Formula 1 could find itself mired in controversy if the FIA’s efforts to tackle porpoising are not fully transparent, Mercedes have warned.

The team’s chief technical officer James Allison welcomed the FIA’s announcement yesterday adding its plans to address the porpoising several teams have suffered this year.

Many drivers including Mercedes duo Lewis Hamilton and George Russell have warned drivers’ health and safety are being put at risk by the severe bouncing they have endured so far this year.

“I think it’s welcome that the FIA are recognising that it’s not a happy situation where lap time and drivers’ health are in very sharp conflict with each other,” Allison told Sky.

“And I think as a sport, it’s really helpful if that’s recognised and we try to tiptoe our way out of the sort of corner that the sport’s wedged into at the moment. Certainly we’re very keen on working constructively with them, as everyone else in the pit lane will be.”

However Allison raised concerns over the FIA’s plan to devise a metric to measure the severity of bouncing experienced by drivers. “I have to say that the general approach of sort of saying ‘we’re going to come up with a metric and then if you don’t fall the right side of that metric, we will impose upon you certain changes’, that’s a tricky way forward,” he said.

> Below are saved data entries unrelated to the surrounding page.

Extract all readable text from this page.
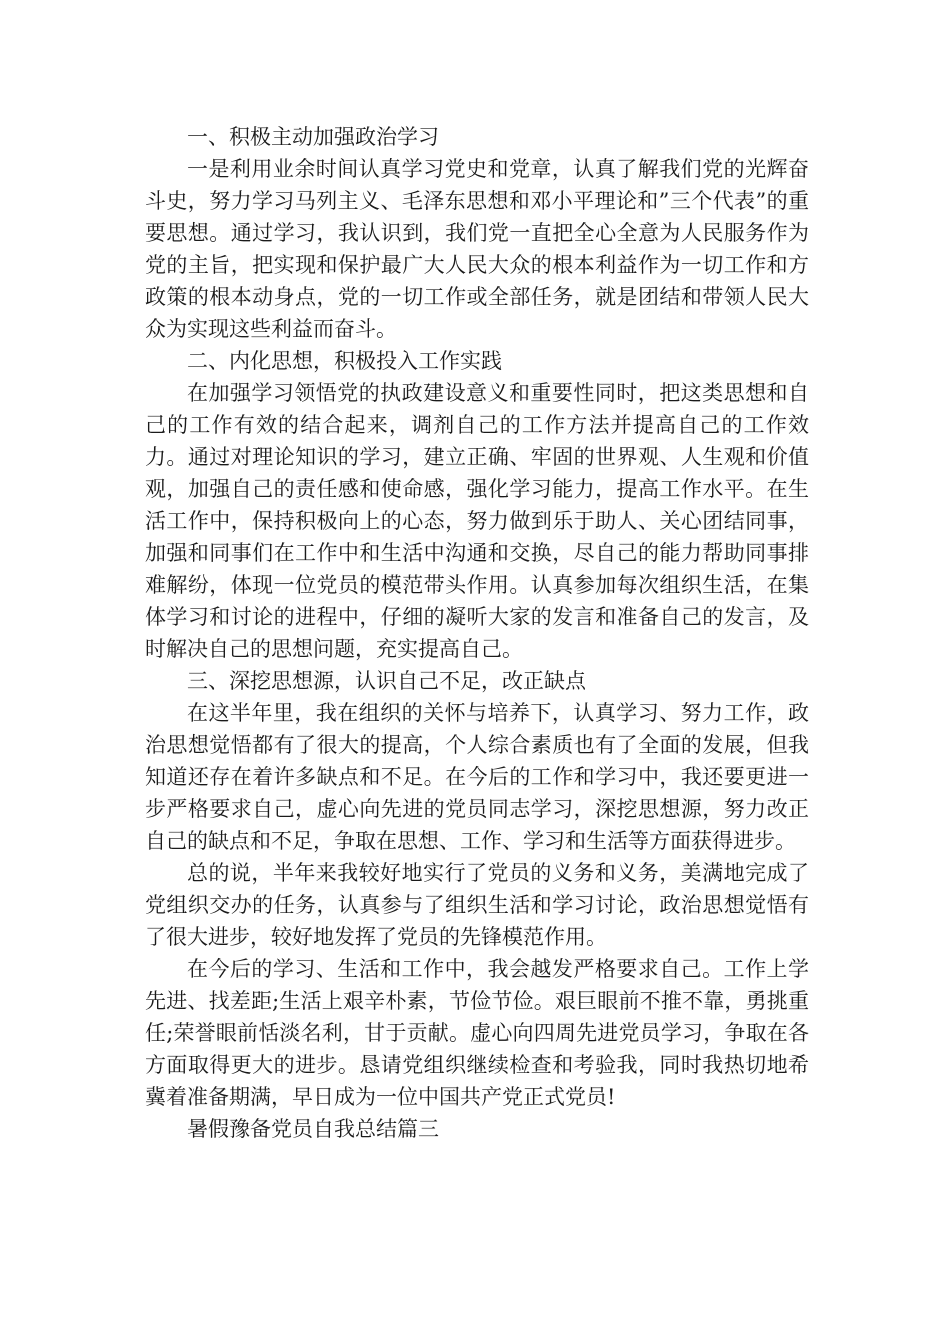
一、积极主动加强政治学习

一是利用业余时间认真学习党史和党章，认真了解我们党的光辉奋斗史，努力学习马列主义、毛泽东思想和邓小平理论和”三个代表”的重要思想。通过学习，我认识到，我们党一直把全心全意为人民服务作为党的主旨，把实现和保护最广大人民大众的根本利益作为一切工作和方政策的根本动身点，党的一切工作或全部任务，就是团结和带领人民大众为实现这些利益而奋斗。

二、内化思想，积极投入工作实践

在加强学习领悟党的执政建设意义和重要性同时，把这类思想和自己的工作有效的结合起来，调剂自己的工作方法并提高自己的工作效力。通过对理论知识的学习，建立正确、牢固的世界观、人生观和价值观，加强自己的责任感和使命感，强化学习能力，提高工作水平。在生活工作中，保持积极向上的心态，努力做到乐于助人、关心团结同事，加强和同事们在工作中和生活中沟通和交换，尽自己的能力帮助同事排难解纷，体现一位党员的模范带头作用。认真参加每次组织生活，在集体学习和讨论的进程中，仔细的凝听大家的发言和准备自己的发言，及时解决自己的思想问题，充实提高自己。

三、深挖思想源，认识自己不足，改正缺点

在这半年里，我在组织的关怀与培养下，认真学习、努力工作，政治思想觉悟都有了很大的提高，个人综合素质也有了全面的发展，但我知道还存在着许多缺点和不足。在今后的工作和学习中，我还要更进一步严格要求自己，虚心向先进的党员同志学习，深挖思想源，努力改正自己的缺点和不足，争取在思想、工作、学习和生活等方面获得进步。

总的说，半年来我较好地实行了党员的义务和义务，美满地完成了党组织交办的任务，认真参与了组织生活和学习讨论，政治思想觉悟有了很大进步，较好地发挥了党员的先锋模范作用。

在今后的学习、生活和工作中，我会越发严格要求自己。工作上学先进、找差距;生活上艰辛朴素，节俭节俭。艰巨眼前不推不靠，勇挑重任;荣誉眼前恬淡名利，甘于贡献。虚心向四周先进党员学习，争取在各方面取得更大的进步。恳请党组织继续检查和考验我，同时我热切地希冀着准备期满，早日成为一位中国共产党正式党员!

暑假豫备党员自我总结篇三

The FIA said yesterday it intends to use this metric to set “a quantitative limit for acceptable level of vertical oscillations.” Allison said teams will expect to be able to examine the metrics of their rivals’ cars to ensure all designs comply with the limit.

“I think at a very minimum, if that were the way forward, then the metric that is derived would need to be very transparently communicated, the data on which it’s based very transparently available and everyone’s metric live continuously and viewable by everyone – I think would be a prerequisite.

“Else we’re going to wind up in a really horrid situation where we’re told we must do something and we’re looking at another car that’s bouncing and [we ask] what about them [and are told] ‘oh no, their metric’s fine’. That would have to all be very much out in the open and I think a problematic way forward.

“But I think the general direction of travel of saying ‘this is a problem we need to fix it as a sport is extremely sensible’. And generally speaking this sport does tend to fix its own problems in fairly short order.”